The value of training

The second problem is we are guilty of undervaluing the skills we depend on. We don’t take the training of bar staff seriously enough. We don’t take enough pride in the level of skill demonstrated by those who do these jobs well. And we don’t challenge the people who label our staff as ‘unskilled’. I’ve been impressed by robust responses from industry figures such as Kate Nicholls and Steven Alton, who have made similar points, but I also meet many people in the industry who subscribe to the view that the jobs of their ‘colleagues’ jobs are unskilled, and don’t believe there’s any value in training them.

I’d like to see the people proposing these new rules do some of the jobs they regard as unskilled. To be fair to Boris Johnson, I have met him, and on the basis of that meeting I think he’d make a far better barman than he does a Prime Minister. Born into a different family and sent to a different school, I have no doubt he would have been. But I’d love to see Priti Patel trying to clean a cask line, or Dominic Cummings keep his cool behind a city centre bar at 10.45pm on the last Friday before Christmas.

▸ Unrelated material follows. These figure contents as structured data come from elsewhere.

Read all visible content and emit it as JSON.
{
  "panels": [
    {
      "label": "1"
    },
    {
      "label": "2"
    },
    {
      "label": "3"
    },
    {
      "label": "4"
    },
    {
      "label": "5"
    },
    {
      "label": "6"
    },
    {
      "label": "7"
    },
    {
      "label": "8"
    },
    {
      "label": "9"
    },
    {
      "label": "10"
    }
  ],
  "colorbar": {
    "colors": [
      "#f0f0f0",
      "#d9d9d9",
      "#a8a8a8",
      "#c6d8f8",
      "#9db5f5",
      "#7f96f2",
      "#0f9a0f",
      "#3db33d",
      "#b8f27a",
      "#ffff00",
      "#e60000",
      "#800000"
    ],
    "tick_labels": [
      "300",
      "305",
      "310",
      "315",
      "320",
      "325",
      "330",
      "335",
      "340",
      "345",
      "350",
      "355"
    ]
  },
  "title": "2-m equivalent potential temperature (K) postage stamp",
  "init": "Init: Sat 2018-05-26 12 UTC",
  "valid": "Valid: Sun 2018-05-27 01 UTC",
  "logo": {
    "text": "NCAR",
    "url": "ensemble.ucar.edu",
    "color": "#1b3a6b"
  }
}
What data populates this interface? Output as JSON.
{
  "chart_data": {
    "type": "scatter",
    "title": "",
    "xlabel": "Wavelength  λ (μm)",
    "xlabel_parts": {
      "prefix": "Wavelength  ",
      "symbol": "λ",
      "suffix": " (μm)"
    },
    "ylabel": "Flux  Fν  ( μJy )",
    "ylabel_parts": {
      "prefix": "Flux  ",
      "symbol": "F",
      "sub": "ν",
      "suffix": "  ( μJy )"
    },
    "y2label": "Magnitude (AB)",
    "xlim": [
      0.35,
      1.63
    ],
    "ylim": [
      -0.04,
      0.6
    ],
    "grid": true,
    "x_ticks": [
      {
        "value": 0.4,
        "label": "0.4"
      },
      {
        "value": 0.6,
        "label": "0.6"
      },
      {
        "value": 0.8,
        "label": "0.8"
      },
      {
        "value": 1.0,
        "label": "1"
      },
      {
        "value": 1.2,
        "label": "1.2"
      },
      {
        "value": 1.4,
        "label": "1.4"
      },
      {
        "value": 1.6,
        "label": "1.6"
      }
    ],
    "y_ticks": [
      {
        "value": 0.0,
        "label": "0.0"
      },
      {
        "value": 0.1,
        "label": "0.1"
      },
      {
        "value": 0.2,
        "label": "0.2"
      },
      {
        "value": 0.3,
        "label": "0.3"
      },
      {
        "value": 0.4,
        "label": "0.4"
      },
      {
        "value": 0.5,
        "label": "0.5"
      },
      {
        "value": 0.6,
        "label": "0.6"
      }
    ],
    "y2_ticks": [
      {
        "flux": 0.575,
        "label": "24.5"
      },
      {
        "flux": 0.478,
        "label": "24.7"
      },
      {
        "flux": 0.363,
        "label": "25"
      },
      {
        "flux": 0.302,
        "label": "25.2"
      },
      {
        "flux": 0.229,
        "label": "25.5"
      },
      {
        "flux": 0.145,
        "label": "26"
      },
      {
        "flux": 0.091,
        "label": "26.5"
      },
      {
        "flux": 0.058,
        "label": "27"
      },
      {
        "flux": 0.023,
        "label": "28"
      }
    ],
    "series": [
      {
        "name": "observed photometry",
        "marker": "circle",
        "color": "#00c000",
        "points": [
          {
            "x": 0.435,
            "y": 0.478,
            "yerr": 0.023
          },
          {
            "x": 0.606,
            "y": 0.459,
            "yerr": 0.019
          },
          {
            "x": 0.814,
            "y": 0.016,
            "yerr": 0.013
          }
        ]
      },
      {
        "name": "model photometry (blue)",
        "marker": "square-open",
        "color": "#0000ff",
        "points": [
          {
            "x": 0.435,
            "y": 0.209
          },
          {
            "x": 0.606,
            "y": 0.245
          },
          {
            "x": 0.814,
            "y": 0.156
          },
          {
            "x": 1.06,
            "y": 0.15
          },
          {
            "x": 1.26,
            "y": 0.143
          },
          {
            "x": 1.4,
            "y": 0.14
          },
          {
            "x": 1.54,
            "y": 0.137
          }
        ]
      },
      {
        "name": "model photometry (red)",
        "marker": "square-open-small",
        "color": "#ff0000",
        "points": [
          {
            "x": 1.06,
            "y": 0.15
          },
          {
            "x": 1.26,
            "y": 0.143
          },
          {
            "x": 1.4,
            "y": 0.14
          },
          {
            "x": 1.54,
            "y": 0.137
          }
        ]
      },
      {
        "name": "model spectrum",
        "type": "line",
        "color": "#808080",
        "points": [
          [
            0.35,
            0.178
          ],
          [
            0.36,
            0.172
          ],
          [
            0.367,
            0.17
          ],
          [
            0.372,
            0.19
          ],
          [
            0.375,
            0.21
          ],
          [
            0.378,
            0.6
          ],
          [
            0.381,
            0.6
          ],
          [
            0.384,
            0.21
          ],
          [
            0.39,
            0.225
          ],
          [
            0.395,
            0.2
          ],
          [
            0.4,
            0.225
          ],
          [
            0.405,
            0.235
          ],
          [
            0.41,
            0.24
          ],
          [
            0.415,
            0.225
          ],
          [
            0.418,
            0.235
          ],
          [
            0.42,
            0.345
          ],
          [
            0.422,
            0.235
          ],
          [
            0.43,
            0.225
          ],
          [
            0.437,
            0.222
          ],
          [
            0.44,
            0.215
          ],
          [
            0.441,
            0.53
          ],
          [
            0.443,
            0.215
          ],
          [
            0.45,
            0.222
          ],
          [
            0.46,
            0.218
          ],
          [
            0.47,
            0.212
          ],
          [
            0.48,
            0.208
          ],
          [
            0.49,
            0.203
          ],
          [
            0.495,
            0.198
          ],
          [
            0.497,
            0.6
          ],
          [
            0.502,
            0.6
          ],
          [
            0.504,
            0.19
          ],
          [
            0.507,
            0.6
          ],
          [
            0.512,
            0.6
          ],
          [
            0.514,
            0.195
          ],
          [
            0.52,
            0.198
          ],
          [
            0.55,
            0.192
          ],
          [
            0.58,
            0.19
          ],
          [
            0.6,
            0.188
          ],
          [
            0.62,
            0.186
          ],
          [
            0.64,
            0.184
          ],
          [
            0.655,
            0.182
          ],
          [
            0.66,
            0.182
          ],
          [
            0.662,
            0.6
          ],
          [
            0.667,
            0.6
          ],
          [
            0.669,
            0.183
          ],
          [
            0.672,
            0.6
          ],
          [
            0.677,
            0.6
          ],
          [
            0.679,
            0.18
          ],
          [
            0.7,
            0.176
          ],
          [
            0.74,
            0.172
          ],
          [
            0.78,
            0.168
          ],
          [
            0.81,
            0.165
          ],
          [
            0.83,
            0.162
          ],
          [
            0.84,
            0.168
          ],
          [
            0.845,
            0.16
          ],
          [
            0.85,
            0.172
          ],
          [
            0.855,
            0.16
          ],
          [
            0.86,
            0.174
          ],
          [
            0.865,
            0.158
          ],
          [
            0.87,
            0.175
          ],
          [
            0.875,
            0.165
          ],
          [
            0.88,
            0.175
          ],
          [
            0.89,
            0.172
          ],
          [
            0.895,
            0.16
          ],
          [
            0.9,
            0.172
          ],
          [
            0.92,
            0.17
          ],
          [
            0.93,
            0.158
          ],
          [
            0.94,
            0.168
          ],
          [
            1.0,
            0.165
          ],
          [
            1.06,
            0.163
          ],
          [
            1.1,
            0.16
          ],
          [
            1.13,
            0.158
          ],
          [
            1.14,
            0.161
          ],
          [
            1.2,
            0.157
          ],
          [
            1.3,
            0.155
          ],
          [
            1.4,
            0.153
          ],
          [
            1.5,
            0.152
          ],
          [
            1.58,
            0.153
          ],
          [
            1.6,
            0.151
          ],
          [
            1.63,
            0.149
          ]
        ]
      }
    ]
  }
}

The notion of work that is skilled or unskilled is an artificial construct that has always been wrong and is, suddenly, a lot more dangerous. The media could have chosen builders, bricklayers or fruit pickers to illustrate their coverage of these new policies, and a similar argument about what constitutes skill could be made for each job. But they didn’t: they all directed us to think about our pub and bar staff. This is a slur that should be challenged at every opportunity.